Il 2023 ha segnato un calo significativo nelle vendite complessive di vino negli Stati Uniti, tuttavia in questo contesto negativo, gli spumanti italiani si rivelano la categoria più resiliente, mantenendo numeri positivi nonostante le difficoltà generalizzate.

Il quadro generale delle vendite

Secondo l’Osservatorio del vino di Unione italiana vini (Uiv), le vendite totali di vino (di qualsiasi provenienza) negli USA hanno subito una flessione del -11% a novembre, mentre se prendiamo in considerazione i primi 11 mesi del 2023 il dato si attesta ad un -8%. Tuttavia, l’Italia si difende meglio dei competitor, limitando le perdite a -3% in novembre e a -3,5% nei primi 11 mesi del 2023.

Il ruolo cruciale degli spumanti

La resilienza del vino italiano è attribuita in gran parte al segmento degli spumanti, che ha registrato un aumento del 2,2% nell’anno. I vini fermi, come i rossi (-9%), i bianchi (-3%), e i rosati (-13%), registrano una discesa generalizzata, mentre gli spumanti hanno visto un incremento dell’8% a novembre.

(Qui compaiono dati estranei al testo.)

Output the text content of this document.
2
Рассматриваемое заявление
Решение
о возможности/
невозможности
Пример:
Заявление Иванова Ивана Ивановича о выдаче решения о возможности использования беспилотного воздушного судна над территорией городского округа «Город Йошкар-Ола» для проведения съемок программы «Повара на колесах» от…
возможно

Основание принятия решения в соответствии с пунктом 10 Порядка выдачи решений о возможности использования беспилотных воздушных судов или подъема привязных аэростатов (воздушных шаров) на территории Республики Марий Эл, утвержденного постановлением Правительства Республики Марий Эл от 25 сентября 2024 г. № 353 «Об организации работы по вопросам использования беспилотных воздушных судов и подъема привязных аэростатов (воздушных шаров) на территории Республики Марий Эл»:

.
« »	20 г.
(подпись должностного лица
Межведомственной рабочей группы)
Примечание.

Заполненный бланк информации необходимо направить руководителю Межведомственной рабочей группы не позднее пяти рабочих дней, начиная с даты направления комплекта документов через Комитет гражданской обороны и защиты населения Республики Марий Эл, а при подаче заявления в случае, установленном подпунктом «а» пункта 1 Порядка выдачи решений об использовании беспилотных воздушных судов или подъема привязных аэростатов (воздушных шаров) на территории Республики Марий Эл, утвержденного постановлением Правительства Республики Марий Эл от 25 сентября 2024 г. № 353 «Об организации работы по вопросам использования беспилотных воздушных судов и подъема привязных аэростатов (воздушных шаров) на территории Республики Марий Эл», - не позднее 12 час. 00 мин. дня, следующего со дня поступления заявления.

Impatti per canale di distribuzione

Analizzando i canali di distribuzione, si nota una riduzione del 5% nei consumi on-premise (ristorazione, bar, hotel) e la domanda off-premise (GDO, vendita all’ingrosso, liquor store, grocery) scende del 9%. Gli spumanti, tuttavia, riescono a contenere le perdite, contribuendo a mantenere stabile il mercato italiano.

Sorpasso degli spumanti sui vini bianchi, crisi rossi

Il mese di novembre 2023 ha visto una svolta interessante, con gli spumanti che superano i vini bianchi diventando la tipologia italiana più consumata negli USA. Gli spumanti rappresentano quasi il 38% delle vendite, mentre i vini fermi bianchi si fermano al 35,5% e i rossi al 17,5%, questi ultimi in forte decrescita (-16%).

La flessione dei vini rossi sul mercato USA è testimoniata da un -10% nel 2023, aggravata da un novembre ancora più basso, a -15%. Tuttavia, un flebile raggio di speranza è fornito dai cocktail wine, che crescono del 2% sia a novembre che nel computo degli 11 mesi.